South Sudan’s warring factions on Thursday signed a new agreement to cease military hostilities and protect civilians in the latest effort to calm a devastating civil war.
The ceasefire, according to the deal, will begin Sunday morning.
The ceasefire aims to revive a 2015 peace deal that collapsed last year after heavy fighting broke out in the South Sudan capital, Juba.
Representatives from South Sudan’s Transitional Government of National Unity (TGoNU) and the armed opposition faction were present at the signing of the ceasefire deal in Addis Ababa, Ethiopia.
South Sudan, the world’s youngest nation, descended into violence in mid-December 2013 after political dispute between President Salva Kiir and the country’s former vice-president, Riek Machar.
However, the 2015 peace agreement signed in Addis Ababa end the conflict did not hold after renewed outbreak of violence in July 2016 forced Machar to flee the South Sudan capital, Juba into exile.
The African Union Commission chairperson, Moussa Faki Mahamat said, “I do hope in signing this agreement, you [warring factions] will try to put an end to this tragedy. This is an encouraging first phase”.
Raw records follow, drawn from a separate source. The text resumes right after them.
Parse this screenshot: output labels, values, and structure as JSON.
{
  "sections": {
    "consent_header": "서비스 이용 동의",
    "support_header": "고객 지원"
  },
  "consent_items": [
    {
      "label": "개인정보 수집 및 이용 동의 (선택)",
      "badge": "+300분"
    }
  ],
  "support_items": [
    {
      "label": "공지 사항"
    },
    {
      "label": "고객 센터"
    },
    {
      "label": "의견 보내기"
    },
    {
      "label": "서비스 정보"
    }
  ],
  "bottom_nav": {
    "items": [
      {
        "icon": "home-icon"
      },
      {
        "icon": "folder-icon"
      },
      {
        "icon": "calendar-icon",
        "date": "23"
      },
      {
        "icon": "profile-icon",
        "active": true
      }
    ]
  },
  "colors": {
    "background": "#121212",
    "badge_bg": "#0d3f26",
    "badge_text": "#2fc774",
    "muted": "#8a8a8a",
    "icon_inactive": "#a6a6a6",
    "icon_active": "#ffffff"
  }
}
On Thursday, United States, Britain and Norway issued a statement welcoming the agreement and congratulated the parties on their “willingness to compromise for the benefit of the people of South Sudan.”
The statement called on all parties to implement the agreement “immediately,” including providing humanitarian access to affected areas.
The three nations, known as the Troika, also called on all parties in the South Sudan conflict to address the security and governance concerns that are, as quoted in the statement, “essential for peace.”
Also present at the occasion was Ethiopia’s foreign affairs minister, Workneh Gebeyehu who warned against violations of human rights.
“All parties are obliged to observe cessation of hostilities agreement,” he said.
In June, a summit of IGAD heads of state and government decided to convene a meeting of the signatories of the South Sudan peace agreement to discuss ways to revitalize the peace implementation.
KIIR REJECTS PEACE DEAL RENEGOTIATION
Meanwhile, a South Sudanese official said President Kiir instructed those representing coalition government at the revitalization forum not to accept renegotiation of the August 2015 peace agreement.
The cabinet affairs minister, Martin Elia Lomuro announced this during opening of the revitalization forum in Addis Ababa, Ethiopia.
The objective of the forum, he said, was to discuss ways to restore permanent ceasefire, full implementation of the peace agreement and develop revised, realistic timeliness and implementation schedule for the conduct of democratic elections at the end of the transitional period clearly provides the agenda for the forum.
“Your excellency, the chair, brothers and sisters, on our part as the TGONU (Transitional Government of National Unity), comprising of the parties to the agreement as provided for in chapter 1, sub-article 3.1.4, of the ARCSS (Agreement on the resolution of conflict in the republic of South Sudan), we have come with unequivocal instructions from President Salva Kiir Mayardit, and his two deputies, to engage constructively, within the confines of the agreed IGAD ( Intergovernmental Authority on Development) principles of the HLRF( High Level Revitalization Forum), particularly that (1) the forum is to energise, re-activate and revitalize rather than renegotiate of ARCSS and (ii) that the forum should review the ARCSS implementation status to provide the basis for the conduct of the HLRF,” said Lomuro.
He added, “So brothers and sisters, we stand ready to engage as ordered in good faith and with focus for the success of this meeting”.
South Sudan’s government earlier warned that the revitalization forum initiated by the regional bloc that mediated the 2015 peace accord should not be another platform for negotiations of the peace accord between the two factions to the conflict.